Какое-то время они молчали, потом Жилинский, неловко передвинув папироску губами в угол рта, спросил:
– Она что, и в самом деле рассказала про «Виллу Родэ»?
– Вздор, – усмехнулся Бестужев. – Жандармские штучки… Она вообще не говорила ничего об эротическом неудовольствии вами, сударь мой, так что можете успокоиться, я все это выдумал с ходу, нужно же было вас чем-то взбесить, чтобы появился шанс… Просто-напросто в вашем деле было мимолетное упоминание о ночи, проведенной в «Вилла Родэ» с некоей юной и очаровательной особой, я пошел ва-банк и выиграл, как оказалось…
Жилинский, глядя в небо с непонятной и странной в его положении беззаботной мечтательностью, протянул:
– Ну, конечно, «Вилла Родэ»… Она уже тогда умела блистательно пренебрегать приличиями, без колебаний согласилась поехать со мной в это злачное местечко… Там все и произошло, я был ее первым мужчиной, слышите, вы?!
– А я, сдается мне, последним, – устало ответил Бестужев. – Ну и что? Все это абсурдно и нелепо сейчас… Вам бы подумать о будущем, милейший, отнюдь даже не приятном для вас, наоборот… – Он чувствовал, что в его словах и правда есть нечто садистическое, но остановиться уже не мог. – Я вас целехоньким доставлю в Россию, и там вы сядете на жесткую казенную скамью, по бокам которой согласно правилам всегда стоят конвойные… Тут и новые дела, и старый приговор…
– Бог мой, ну вы и болван… – совершенно спокойно сказал Жилинский. – Это ведь не культурная чопорная Англия с ее беспощадными судьями и строгим порядком, а матушка-Россия! Процесс, подобно множеству прежних, получит огласку, либеральная общественность поднимет бурю возмущения, пресса напомнит, что нынче не пятый год и следует властям проявлять благородство и милосердие, искать пути к национальному примирению… К облеченным властью лицам потянутся депутации, состоящие из известных в обществе людей и светских дам… Какая там виселица? Либо выйдет замена смертного приговора Сибирью, откуда не бежит разве что особенно ленивый, либо можно будет написать прошение на высочайшее имя. Да-да! Это господа народовольцы, замшелые антикварные экспонаты, считали для себя невозможным покаянно писать императору. Что до нас – мы несколько иначе смотрим на некоторые вещи, господин жандарм. Цель и в самом деле оправдывает средства, почему бы и не сочинить жалостливое письмецо Николашке, смеясь над ним в душе? Заранее можно ручаться, что ежели написать с умом, упомянуть о былой юношеской наивности, о кознях матерых подпольщиков, совративших бедного мальчика, об искреннем раскаянии – ваш блаженненький Ники растрогается и начертает: «Помиловать»… А потом все начнется сначала… Или я неправ? Сколько раз так уже случалось?

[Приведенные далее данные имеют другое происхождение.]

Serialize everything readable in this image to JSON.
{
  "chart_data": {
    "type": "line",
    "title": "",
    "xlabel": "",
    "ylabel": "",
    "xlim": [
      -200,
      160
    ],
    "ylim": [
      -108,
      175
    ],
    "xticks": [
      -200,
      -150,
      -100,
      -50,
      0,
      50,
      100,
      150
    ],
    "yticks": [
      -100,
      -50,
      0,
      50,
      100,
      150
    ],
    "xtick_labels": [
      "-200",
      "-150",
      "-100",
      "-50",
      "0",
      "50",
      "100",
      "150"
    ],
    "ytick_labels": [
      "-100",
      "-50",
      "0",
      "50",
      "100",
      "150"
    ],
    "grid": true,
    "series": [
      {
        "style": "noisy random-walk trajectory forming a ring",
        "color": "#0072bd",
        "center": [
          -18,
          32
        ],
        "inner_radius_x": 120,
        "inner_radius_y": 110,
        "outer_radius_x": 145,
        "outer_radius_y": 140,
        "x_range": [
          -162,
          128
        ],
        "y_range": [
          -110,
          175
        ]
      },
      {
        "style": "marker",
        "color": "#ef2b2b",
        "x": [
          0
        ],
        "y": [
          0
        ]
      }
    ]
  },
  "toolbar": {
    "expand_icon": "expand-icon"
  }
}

Он был прав, и Бестужев всерьез опасался, что именно так и произойдет, имеется множество примеров…
– Пристрелить вас, что ли? – задумчиво спросил он.
– Не получится, – хихикнул Жилинский. – Не сможете. Вы, сударик мой, слабы, в офицерских традициях воспитаны, не сможете через себя переступить. Потому мы вас и сметем когда-нибудь, что революция, в отличие от вашего заведения, не знает ни сантиментов, ни условностей… Одну только целесообразность. Вы и не представляете, сколь страшна целесообразность, когда руководствуются только ею…

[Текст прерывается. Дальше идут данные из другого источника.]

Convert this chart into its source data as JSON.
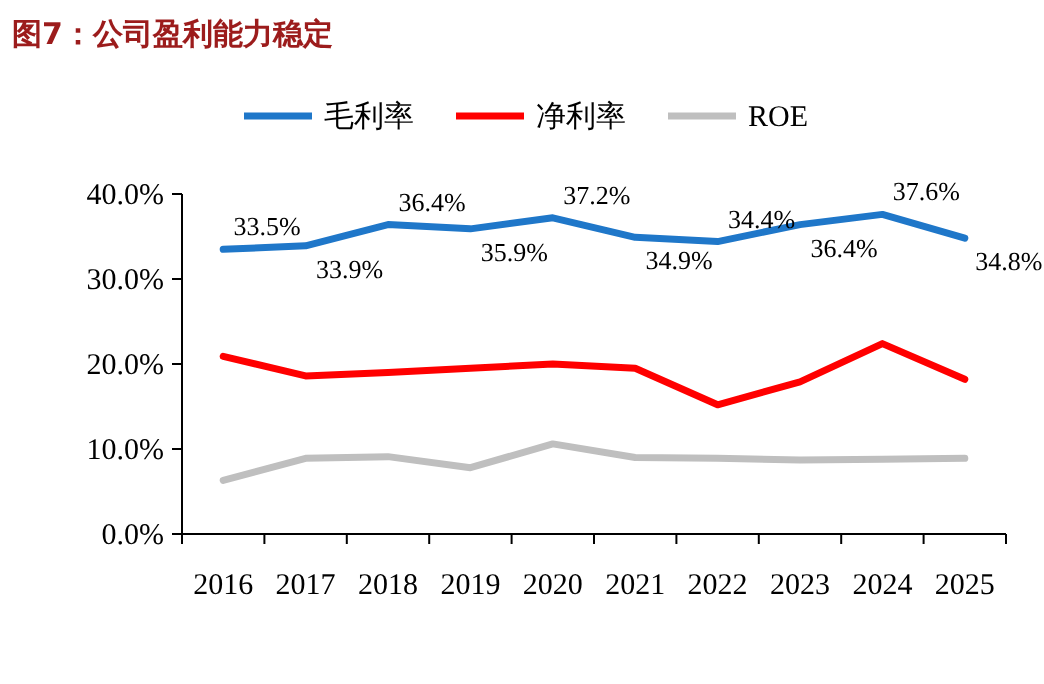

Бестужев не хотел признавать за ним правду, какую бы то ни было, но в глубине души знал, что эта правда была, и это его странным образом унижало, даже в этом положении.
– Вот взять хотя бы Суменкова, – словоохотливо продолжал Жилинский. – Зная Бореньку давно, смею предполагать, что он вас отпустил отнюдь не потому, что поверил вашей легенде. Борис дьявольски хитер. Он играл беспроигрышно: при обоих вариантах оставался в прибыли. Если мы прикончим на «Грейтоне» прыткого жандарма – это хорошо, одним голубым мундиром меньше, а сам он рук не пачкал. Если пароход захватит полиция – снова неплохо. Большевики, главные соперники эсеров, понесут немалый урон. Куда ни поверни события – Борис в выигрыше. – В голосе Жилинского не было ни капли осуждения, скорее уж в нем звучала уважительная зависть.